In het onderzoek naar welke manier van handelen men kan toepassen om leerling M. met PDD-NOS beter in de gymles te kunnen betrekken is de methode “Geef me de 5” waarschijnlijk beter toepasbaar. Deze instructiemethode is ontwikkeld om structuur te bieden aan leerlingen met een stoornis in het autistische spectrum.

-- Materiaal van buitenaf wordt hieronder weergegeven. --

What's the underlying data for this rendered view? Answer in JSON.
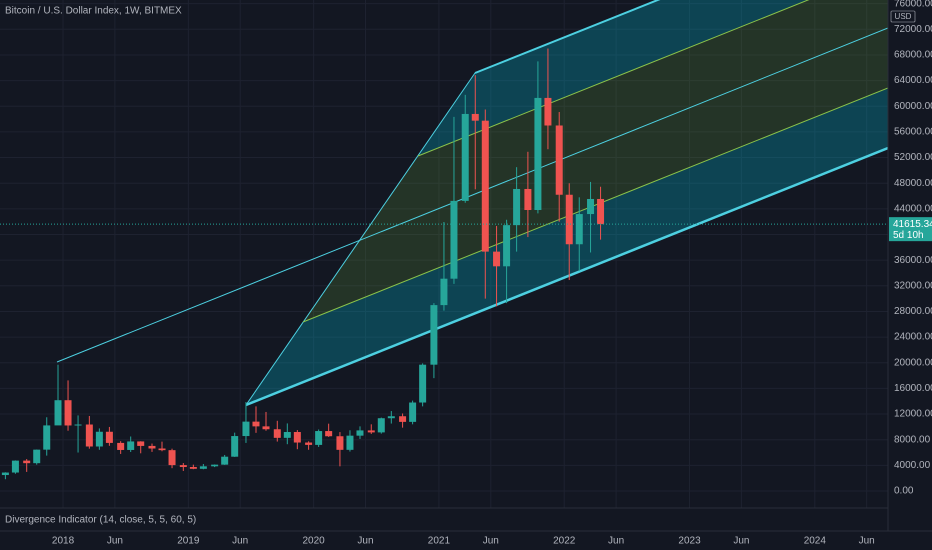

In het onderzoek wordt er gekeken of deze structuur invloed heeft op het handelen van leerling M. Begint leerling M. door deze instructiemethode sneller aan de opdrachten, die hem worden gegeven. Voert leerling M. de opdrachten beter uit, zoals ze bedoeld zijn de door de docent. Want het probleem bij leerling M. lag voornamelijk in de manier van handelen direct na de instructie. De leerling is heel afwachtend en onderneemt niet direct actie na de uitleg van de docent. Daarnaast heeft hij ook moeite met opdrachten waarbij veel medeleerlingen betrokken zijn.

(16)

2.

Plan van aanpak

Het doel van het onderzoek is: uitzoeken wat het effect is van de instructiemethode “Geef me de 5”, van Nicolette de Bruin (2004), op het gedrag van leerling M. met PDD-NOS met betrekking tot de opdracht die wordt gegeven in de gymles. En om te kijken of leerling M. door deze instructiemethode sneller en gerichter de opdrachten van de les uitvoert. Hierbij wordt gekeken naar het gedrag tijdens de instructie; let leerling M. op, stelt hij vragen, kijkt hij rond. Vervolgens wordt er keken wat hij doet direct na de instructie: verplaatst leerling M. zich meteen, of is leerling M. afwachten, of kijkt leerling M. eerst naar wat zijn klasgenoten doen. Als laatste wordt er gekeken of leerling M. de opdracht uitvoert zoals deze is bedoeld door de docent.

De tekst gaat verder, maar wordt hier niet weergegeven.